Facebook is the leader of the Open Compute Project, an effort that kicked off in April of 2011. With Open Compute, the goal is to open source the specifications behind Facebook’s data center designs. Initially the effort released server-related specifications, but is now also looking at storage as well. That’s where the Open Vault effort comes into play.

Amir Michael, Facebook’s system engineering team lead, told InfoStor that Open Vault is one of the most interesting projects within Open Compute today.

“Open Vault is Open Compute for a storage platform,” Michael said.

Open Vault is based on the concept of JBOD(Just a Bunch of Disks). The JBOD is then interfaced to Facebook’s Open Compute server platform.

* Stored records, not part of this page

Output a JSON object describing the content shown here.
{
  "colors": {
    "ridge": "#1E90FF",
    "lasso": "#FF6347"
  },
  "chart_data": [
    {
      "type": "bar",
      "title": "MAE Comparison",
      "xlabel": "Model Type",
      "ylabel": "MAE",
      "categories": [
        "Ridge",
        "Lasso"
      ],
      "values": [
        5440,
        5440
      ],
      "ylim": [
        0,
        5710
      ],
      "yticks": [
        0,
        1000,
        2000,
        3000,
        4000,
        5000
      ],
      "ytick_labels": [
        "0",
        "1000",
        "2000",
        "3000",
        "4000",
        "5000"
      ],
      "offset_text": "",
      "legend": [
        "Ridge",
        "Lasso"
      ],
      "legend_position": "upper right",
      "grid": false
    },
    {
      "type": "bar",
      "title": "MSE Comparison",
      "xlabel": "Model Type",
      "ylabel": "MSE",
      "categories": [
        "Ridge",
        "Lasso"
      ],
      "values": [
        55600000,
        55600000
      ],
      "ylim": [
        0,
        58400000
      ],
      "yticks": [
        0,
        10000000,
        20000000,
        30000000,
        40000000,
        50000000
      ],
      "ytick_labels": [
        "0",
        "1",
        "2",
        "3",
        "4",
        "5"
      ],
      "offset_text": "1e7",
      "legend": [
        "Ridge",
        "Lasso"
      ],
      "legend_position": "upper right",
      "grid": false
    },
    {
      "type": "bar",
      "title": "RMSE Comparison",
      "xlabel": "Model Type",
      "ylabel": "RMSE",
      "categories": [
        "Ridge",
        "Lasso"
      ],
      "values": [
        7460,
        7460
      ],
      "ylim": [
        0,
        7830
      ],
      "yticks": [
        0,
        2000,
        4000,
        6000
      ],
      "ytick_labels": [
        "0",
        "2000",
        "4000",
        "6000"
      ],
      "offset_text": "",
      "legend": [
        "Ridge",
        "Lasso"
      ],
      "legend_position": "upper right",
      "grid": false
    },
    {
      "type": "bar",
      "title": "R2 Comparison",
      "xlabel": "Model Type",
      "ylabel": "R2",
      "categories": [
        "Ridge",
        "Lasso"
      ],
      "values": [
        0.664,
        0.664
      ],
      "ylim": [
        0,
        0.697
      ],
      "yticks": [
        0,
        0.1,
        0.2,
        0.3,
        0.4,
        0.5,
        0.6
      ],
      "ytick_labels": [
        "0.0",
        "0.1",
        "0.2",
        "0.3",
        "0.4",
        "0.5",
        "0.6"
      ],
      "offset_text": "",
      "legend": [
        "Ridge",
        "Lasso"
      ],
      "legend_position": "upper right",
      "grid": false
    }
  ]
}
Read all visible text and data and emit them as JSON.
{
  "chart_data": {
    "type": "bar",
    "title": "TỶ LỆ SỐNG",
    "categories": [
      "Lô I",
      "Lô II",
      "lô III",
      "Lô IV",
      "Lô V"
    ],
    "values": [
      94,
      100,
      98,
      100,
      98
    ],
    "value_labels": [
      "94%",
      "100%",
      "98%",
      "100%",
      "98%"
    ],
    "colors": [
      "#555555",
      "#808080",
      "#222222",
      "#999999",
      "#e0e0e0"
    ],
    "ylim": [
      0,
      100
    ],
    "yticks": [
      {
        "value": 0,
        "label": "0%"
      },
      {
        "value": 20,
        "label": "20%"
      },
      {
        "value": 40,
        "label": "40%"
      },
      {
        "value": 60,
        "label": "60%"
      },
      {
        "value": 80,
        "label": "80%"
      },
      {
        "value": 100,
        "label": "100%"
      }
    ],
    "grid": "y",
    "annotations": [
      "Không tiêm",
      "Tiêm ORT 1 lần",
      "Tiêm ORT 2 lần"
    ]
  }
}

“This is the first time that there will be an open source storage-type of technology behind there [Open Compute] and it’s based primarily around the SAS protocol,” Michael said.

SAS (Serial Attached SCSI) has become increasingly popular in recent years as hardware vendors embrace it to accelerate storage performance.

Open Vault interfaces lots of drives together in a very dense way, according to Michael. He noted that most storage hardware today is front facing, such that it consumes a lot of space at the front of a server rack. That fact limits the number of storage drives that can then be deployed inside of a rack. Open Vault takes a different approach.

“We went ahead and stacked the drives deep inside the server as well, which allows us to have more drive density,” Michael said.

As such, Facebook is able to pack more storage behind every compute node. Michael said that with Open Vault, Facebook is able to deploy storage in chunks of 15 drives at a time. That can then scale up incrementally to 50 drives or more; the drives can either be traditional spinning disks or SSDs.

Air Flow

Packing a large number of drives into a server enclosure poses a number of challenges. Among them is the issue of drive cooling, since so many drives packed closely together will generate lots of heat.

It’s an issue that Facebook is dealing with by proper modeling of air flow cooling through server storage enclosures. Michael said that Facebook has a lab that spends a lot of time looking at the thermodynamic properties of servers.

The Facebook approach involves both software and hardware to provide the right level of cooling. On the hardware side, it’s about air management and how engineers duct and guide air through systems and around drives. On the software side, it’s about creating algorithms that control the fans in an energy efficient manner.

“Some approaches are to just flow more air through the box and be sure that it’s cool,” Michael said. “We do it in a very scientific way that allows us to only use the required amount of air, because if you’re moving more air than you need, you’re wasting energy.”